Justice Minister Owen Bonnici’s decision to promote Magistrate Consuelo Scerri Herrera to a judge again underscores this government’s lack of respect of statutory bodies.

Such disdain is usually demonstrated by ‘strongmen’ and autocrats who resort to gagging or discrediting the independent press, weakening the judiciary, also by appointing stooges and cronies, torpedoing the institutions and branding as enemies of the state those who flag such grave shortcomings. The casualties are good governance, the rule of law and, ultimately, democracy itself.

Prime Minister Joseph Muscat argued that Dr Scerri Herrera should have been made a judge years ago. Why did he not promote her earlier? Had he done so he would have avoided an embarrassing situation not just to the new judge herself and to the government but, more importantly, to the justice system itself.

Dr Scerri Herrera had been rebuked by the Commission for the Administration of Justice because of her behaviour in her private life. Still, Dr Bonnici nominated her for the post of judge last year, a proposal rejected by the Judiciary Appointments Committee. He tried again, successfully, after a new Chief Justice was appointed last April.

The government could have ignored the Judiciary Appointments Committee’s first decision and went ahead with the promotion but, by law, it would have had to justify its decision in a statement in Parliament. Regrettably, the committee is not bound by law to explain why it changed its opinion within a matter of months. That is a burden each member will have to carry forthwith.

What many people, including the Prime Minister, the Justice Minister and, now, the committee members too, forget is that for a person occupying such a sensitive position as that of a judge or a magistrate there is really no sharp distinction between private and public life.

One can be brilliant ‘on the Bench’ but if ‘off the Bench’ one allows one’s private life to lead to inevitable gossip and wincing, one would be failing in one’s duty as a member of the judiciary.

The judiciary’s code of conduct specifically says: “Members of the judiciary, as other persons, have a right to their private life. However, in this context, members of the judiciary are to ensure that their conduct is consistent with their office and that it does not tarnish their personal integrity and dignity which are indispensable for the performance of their duties.”

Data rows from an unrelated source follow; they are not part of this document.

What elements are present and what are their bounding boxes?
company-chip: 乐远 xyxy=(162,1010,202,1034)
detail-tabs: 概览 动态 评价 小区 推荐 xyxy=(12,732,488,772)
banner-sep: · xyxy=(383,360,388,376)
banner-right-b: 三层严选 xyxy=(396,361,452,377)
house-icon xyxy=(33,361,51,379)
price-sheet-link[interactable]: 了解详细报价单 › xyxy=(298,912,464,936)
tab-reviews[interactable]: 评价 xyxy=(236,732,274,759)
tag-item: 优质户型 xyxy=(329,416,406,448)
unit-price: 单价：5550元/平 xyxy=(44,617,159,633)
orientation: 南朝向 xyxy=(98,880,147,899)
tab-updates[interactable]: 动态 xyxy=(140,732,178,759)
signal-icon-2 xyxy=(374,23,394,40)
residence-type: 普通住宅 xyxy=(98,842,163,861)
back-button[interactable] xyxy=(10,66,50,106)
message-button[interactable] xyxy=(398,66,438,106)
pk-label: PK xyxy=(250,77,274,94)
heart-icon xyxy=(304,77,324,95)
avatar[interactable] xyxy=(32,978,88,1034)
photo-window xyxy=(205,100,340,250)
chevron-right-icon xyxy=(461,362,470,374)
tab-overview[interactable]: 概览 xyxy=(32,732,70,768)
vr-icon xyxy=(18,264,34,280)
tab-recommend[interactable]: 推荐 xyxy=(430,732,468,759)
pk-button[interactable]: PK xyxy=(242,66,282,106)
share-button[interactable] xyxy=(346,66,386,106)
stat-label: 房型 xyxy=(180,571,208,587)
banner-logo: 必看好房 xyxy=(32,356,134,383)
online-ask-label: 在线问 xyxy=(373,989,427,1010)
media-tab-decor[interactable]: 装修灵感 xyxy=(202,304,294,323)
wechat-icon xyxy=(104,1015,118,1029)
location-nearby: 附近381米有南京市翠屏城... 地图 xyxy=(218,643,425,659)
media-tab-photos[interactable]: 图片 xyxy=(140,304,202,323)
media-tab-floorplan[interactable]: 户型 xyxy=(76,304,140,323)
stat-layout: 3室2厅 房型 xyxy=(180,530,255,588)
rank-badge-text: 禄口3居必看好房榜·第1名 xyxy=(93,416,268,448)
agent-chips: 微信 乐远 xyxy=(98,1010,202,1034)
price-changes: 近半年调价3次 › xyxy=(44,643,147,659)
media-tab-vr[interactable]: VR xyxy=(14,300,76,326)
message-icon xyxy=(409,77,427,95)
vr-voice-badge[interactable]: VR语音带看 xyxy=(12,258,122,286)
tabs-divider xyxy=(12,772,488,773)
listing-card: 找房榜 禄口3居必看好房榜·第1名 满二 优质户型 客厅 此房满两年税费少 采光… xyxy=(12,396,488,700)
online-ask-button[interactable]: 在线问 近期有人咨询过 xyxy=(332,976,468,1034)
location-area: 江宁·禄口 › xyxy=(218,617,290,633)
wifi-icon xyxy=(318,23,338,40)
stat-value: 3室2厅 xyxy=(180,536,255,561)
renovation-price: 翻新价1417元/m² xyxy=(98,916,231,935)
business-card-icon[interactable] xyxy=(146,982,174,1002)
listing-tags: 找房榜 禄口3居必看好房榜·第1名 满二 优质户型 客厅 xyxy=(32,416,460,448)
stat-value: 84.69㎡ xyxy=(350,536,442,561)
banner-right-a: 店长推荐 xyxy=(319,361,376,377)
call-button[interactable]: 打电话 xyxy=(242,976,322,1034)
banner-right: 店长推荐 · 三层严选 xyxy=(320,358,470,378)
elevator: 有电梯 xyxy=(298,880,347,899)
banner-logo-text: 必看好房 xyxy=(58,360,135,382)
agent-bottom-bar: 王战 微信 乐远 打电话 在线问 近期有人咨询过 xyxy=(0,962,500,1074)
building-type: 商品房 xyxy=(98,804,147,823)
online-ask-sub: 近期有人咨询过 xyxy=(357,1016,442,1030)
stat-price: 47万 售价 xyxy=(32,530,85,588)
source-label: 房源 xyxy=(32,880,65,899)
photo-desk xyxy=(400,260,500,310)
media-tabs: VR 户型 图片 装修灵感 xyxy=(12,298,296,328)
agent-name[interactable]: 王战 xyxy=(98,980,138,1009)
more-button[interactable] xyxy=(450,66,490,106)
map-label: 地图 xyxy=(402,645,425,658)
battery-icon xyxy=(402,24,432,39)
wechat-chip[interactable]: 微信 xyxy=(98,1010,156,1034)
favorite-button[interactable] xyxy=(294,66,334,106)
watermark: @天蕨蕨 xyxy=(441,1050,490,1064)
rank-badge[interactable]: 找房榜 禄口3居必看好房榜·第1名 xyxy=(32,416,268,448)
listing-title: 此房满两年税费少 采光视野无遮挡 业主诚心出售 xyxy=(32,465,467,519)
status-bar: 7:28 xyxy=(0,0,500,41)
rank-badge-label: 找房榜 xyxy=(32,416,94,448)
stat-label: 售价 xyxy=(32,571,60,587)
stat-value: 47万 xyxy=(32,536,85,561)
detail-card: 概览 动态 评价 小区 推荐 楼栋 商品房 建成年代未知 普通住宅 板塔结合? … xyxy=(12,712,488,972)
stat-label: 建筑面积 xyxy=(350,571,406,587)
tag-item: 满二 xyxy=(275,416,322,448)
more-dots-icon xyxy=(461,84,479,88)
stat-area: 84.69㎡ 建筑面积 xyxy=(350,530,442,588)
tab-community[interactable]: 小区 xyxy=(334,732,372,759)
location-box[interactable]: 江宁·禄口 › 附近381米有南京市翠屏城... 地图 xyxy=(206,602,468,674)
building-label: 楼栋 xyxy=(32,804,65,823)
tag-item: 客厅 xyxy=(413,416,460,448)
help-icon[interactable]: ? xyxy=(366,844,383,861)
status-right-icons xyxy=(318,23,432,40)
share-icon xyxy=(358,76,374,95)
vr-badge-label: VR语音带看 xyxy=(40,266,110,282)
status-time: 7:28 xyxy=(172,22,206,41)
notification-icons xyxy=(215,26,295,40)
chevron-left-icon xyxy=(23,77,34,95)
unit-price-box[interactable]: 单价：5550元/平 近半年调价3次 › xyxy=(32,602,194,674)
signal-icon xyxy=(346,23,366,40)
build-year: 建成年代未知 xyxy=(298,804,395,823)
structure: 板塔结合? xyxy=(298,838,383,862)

They are also expected to “conduct themselves, both in court and outside court, in such a manner as not to put into doubt their independence and impartiality or the independence and impartiality of the office they hold.”

The code also demands that members of the judiciary do not associate or show familiarity with individuals or associations that could discredit them or the office they hold. They shall also “avoid conduct that could give rise to public scandal”.

Certain images circulating on the social media had prompted the previous Chief Justice to note in the guidelines to the code of ethics: “Since propriety, and the appearance of propriety, are essential to the performance of all the activities of a judge, membership of ‘social networking internet sites’ is incompatible with judicial office.” This proviso appears to be more honoured in the breach.

As Seneca would say: to err is human but to persist is diabolical.